Pemilihan Paus, yang merupakan Uskup Roma dan pemimpin tertinggi Gereja Katolik Roma, sebelum dikeluarkannya bulla In nomine Domini pada tahun 1059 dilakukan dalam bentuk yang berbeda-beda sepanjang sejarah. Pada masa ini, para Paus yang menduduki takhta tersebut sering kali dipilih oleh pendahulu mereka atau oleh penguasa politik setempat. Walaupun demikian, penunjukan Paus yang mengikutsertakan umat awam secara nyata juga terjadi pada masa tersebut, meskipun proses tersebut jarang terjadi terutama ketika kekuasaan temporal Paus diwujudnyatakan dengan dibentuknya Negara Gereja.
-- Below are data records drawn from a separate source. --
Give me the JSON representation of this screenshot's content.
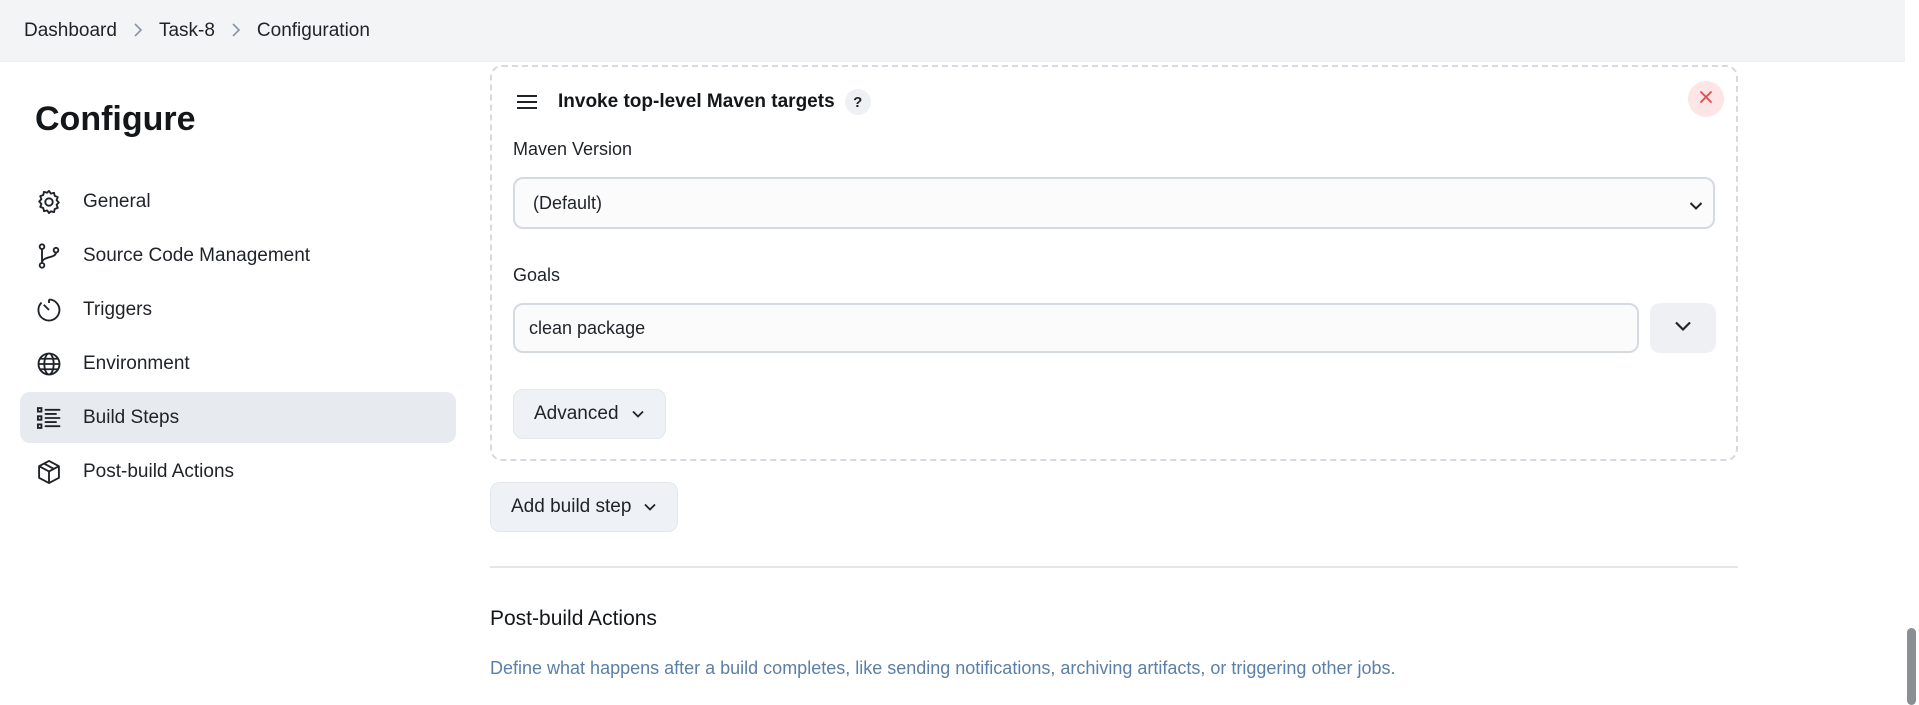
{
  "breadcrumb": {
    "items": [
      "Dashboard",
      "Task-8",
      "Configuration"
    ]
  },
  "sidebar": {
    "title": "Configure",
    "items": [
      {
        "label": "General",
        "icon": "gear-icon"
      },
      {
        "label": "Source Code Management",
        "icon": "branch-icon"
      },
      {
        "label": "Triggers",
        "icon": "timer-icon"
      },
      {
        "label": "Environment",
        "icon": "globe-icon"
      },
      {
        "label": "Build Steps",
        "icon": "list-icon",
        "active": true
      },
      {
        "label": "Post-build Actions",
        "icon": "package-icon"
      }
    ]
  },
  "build_step": {
    "title": "Invoke top-level Maven targets",
    "help_label": "?",
    "maven_version_label": "Maven Version",
    "maven_version_value": "(Default)",
    "goals_label": "Goals",
    "goals_value": "clean package",
    "advanced_label": "Advanced"
  },
  "add_build_step_label": "Add build step",
  "post_build": {
    "title": "Post-build Actions",
    "description": "Define what happens after a build completes, like sending notifications, archiving artifacts, or triggering other jobs."
  },
  "colors": {
    "topbar_bg": "#f3f4f6",
    "active_item_bg": "#e7eaef",
    "close_bg": "#fde4e6",
    "close_x": "#e5484d",
    "description_text": "#5b7fa8"
  }
}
Praktik penunjukan Paus selama periode tersebut kemudian berkembang menjadi apa yang disebut jus exclusivae, yaitu hak seorang raja Katolik untuk memveto pemilihan Paus, yang telah digunakan oleh beberapa raja sebanyak beberapa kali hingga abad ke-20 meskipun Gereja Katolik belum pernah mengakuinya secara resmi.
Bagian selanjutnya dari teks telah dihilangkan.